Fast forward to date I’m lucky enough to work as a Senior Engineer, guess my role goes by the fancy name DevOps nowadays, developing complex automation frameworks for a large enterprise.

In few words I spend my time writing PowerShell code and not shying away from C# or Python which I deeply love for its simplicity and elegance.

I mainly deal with Active Directory/Azure AD, Identity Management and Office 365 so more often than not you will find example and snippets related, in a way or another, to these technologies.

Why a blog

I used to maintain a full blown WordPress blog where I rambled about various technical arguments but with the passing of years time grew scarce and I closed it down, issue is I do love to write (ok ramble is more appropriate) and to give back to the community so I started this GitHub space where I share code snippets, full scripts or functions hoping to help somebody out there.

ADs on the website

I, like most of you, don’t like invasive AD especially when I’m trying to consume content but nonetheless placed some ADs on the website not because I want to make money from the blog, ultimately I enjoy doing what I do and it does not cost me a dime, but because any payout from ADs will go directly to charity.

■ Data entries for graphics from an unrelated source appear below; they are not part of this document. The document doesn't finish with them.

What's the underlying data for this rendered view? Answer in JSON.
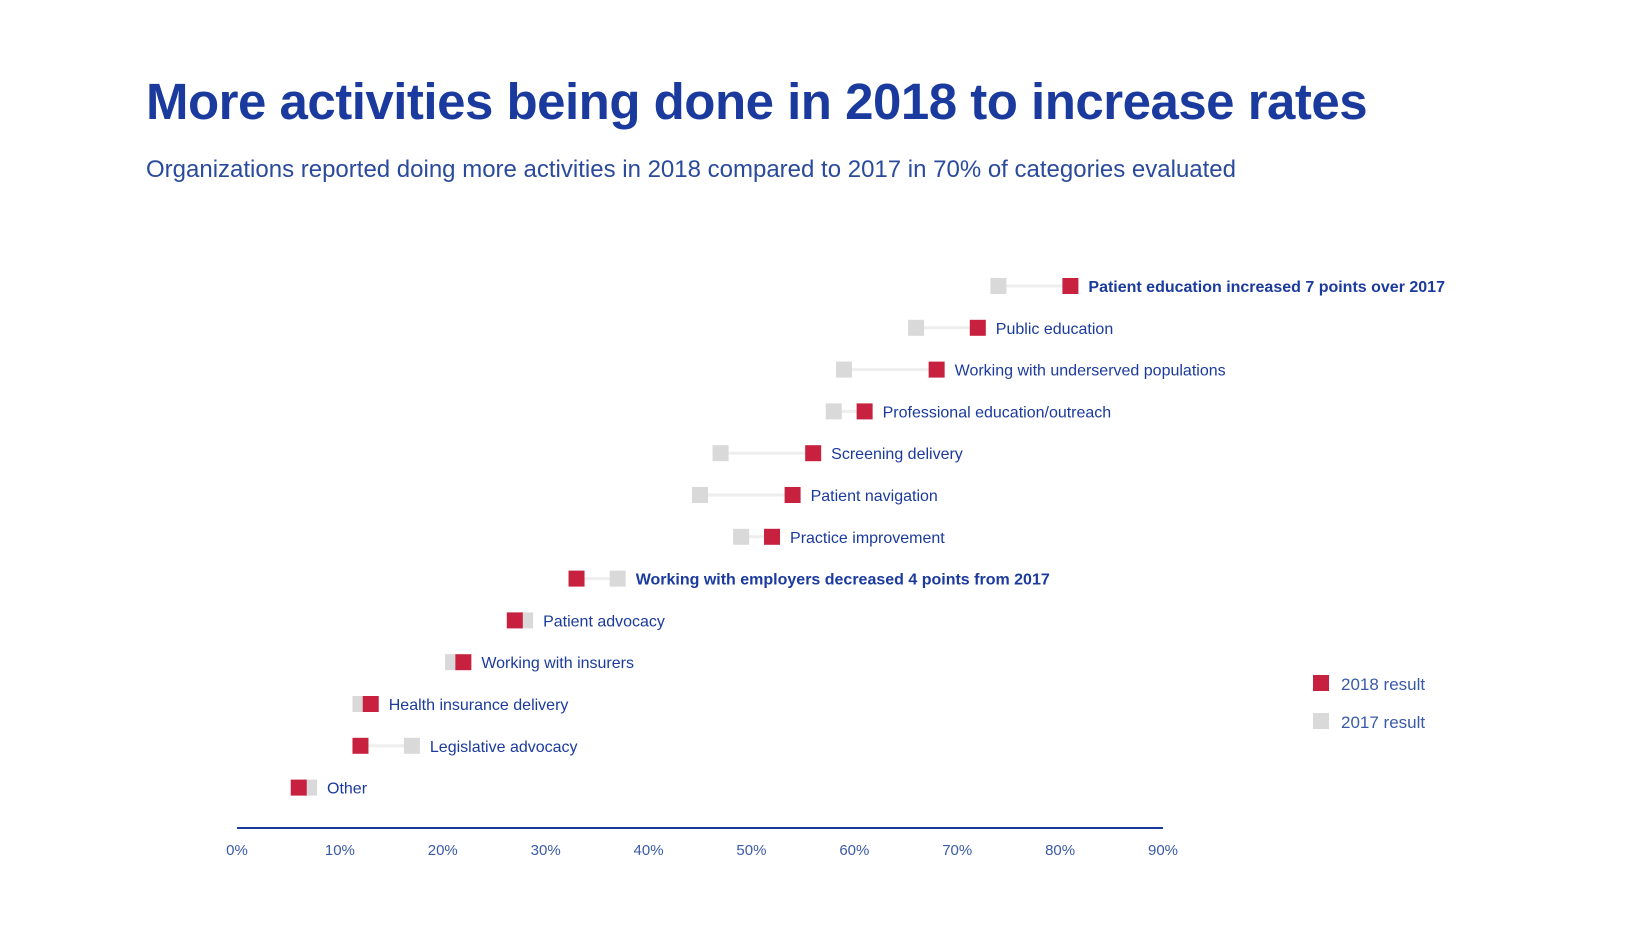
{
  "title": "More activities being done in 2018 to increase rates",
  "subtitle": "Organizations reported doing more activities in 2018 compared to 2017 in 70% of categories evaluated",
  "colors": {
    "y2018": "#c8203f",
    "y2017": "#d9d9d9",
    "connector": "#eeeeee",
    "text": "#1b3a9e",
    "axis": "#1b3a9e"
  },
  "legend": {
    "y2018": "2018 result",
    "y2017": "2017 result",
    "placement": "bottom-right"
  },
  "chart_data": {
    "type": "dumbbell",
    "xlim": [
      0,
      90
    ],
    "x_ticks": [
      "0%",
      "10%",
      "20%",
      "30%",
      "40%",
      "50%",
      "60%",
      "70%",
      "80%",
      "90%"
    ],
    "series": [
      {
        "name": "2018 result",
        "key": "y2018"
      },
      {
        "name": "2017 result",
        "key": "y2017"
      }
    ],
    "rows": [
      {
        "label": "Patient education increased 7 points over 2017",
        "y2017": 74,
        "y2018": 81,
        "emphasis": true
      },
      {
        "label": "Public education",
        "y2017": 66,
        "y2018": 72,
        "emphasis": false
      },
      {
        "label": "Working with underserved populations",
        "y2017": 59,
        "y2018": 68,
        "emphasis": false
      },
      {
        "label": "Professional education/outreach",
        "y2017": 58,
        "y2018": 61,
        "emphasis": false
      },
      {
        "label": "Screening delivery",
        "y2017": 47,
        "y2018": 56,
        "emphasis": false
      },
      {
        "label": "Patient navigation",
        "y2017": 45,
        "y2018": 54,
        "emphasis": false
      },
      {
        "label": "Practice improvement",
        "y2017": 49,
        "y2018": 52,
        "emphasis": false
      },
      {
        "label": "Working with employers decreased 4 points from 2017",
        "y2017": 37,
        "y2018": 33,
        "emphasis": true
      },
      {
        "label": "Patient advocacy",
        "y2017": 28,
        "y2018": 27,
        "emphasis": false
      },
      {
        "label": "Working with insurers",
        "y2017": 21,
        "y2018": 22,
        "emphasis": false
      },
      {
        "label": "Health insurance delivery",
        "y2017": 12,
        "y2018": 13,
        "emphasis": false
      },
      {
        "label": "Legislative advocacy",
        "y2017": 17,
        "y2018": 12,
        "emphasis": false
      },
      {
        "label": "Other",
        "y2017": 7,
        "y2018": 6,
        "emphasis": false
      }
    ]
  }
}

The world we live in is plagued with wars, famine and other such amenities and the first victim of all of this are children, for this reason we always try to give as much as we can to charitable associations helping people who most need it.

This is the only reason why I have placed ADs on the website, if you are using an AdBlocker that is fine, I do that myself, but if you take a second to display an AD be sure any earning will go to charity and I want to THANK YOU for that.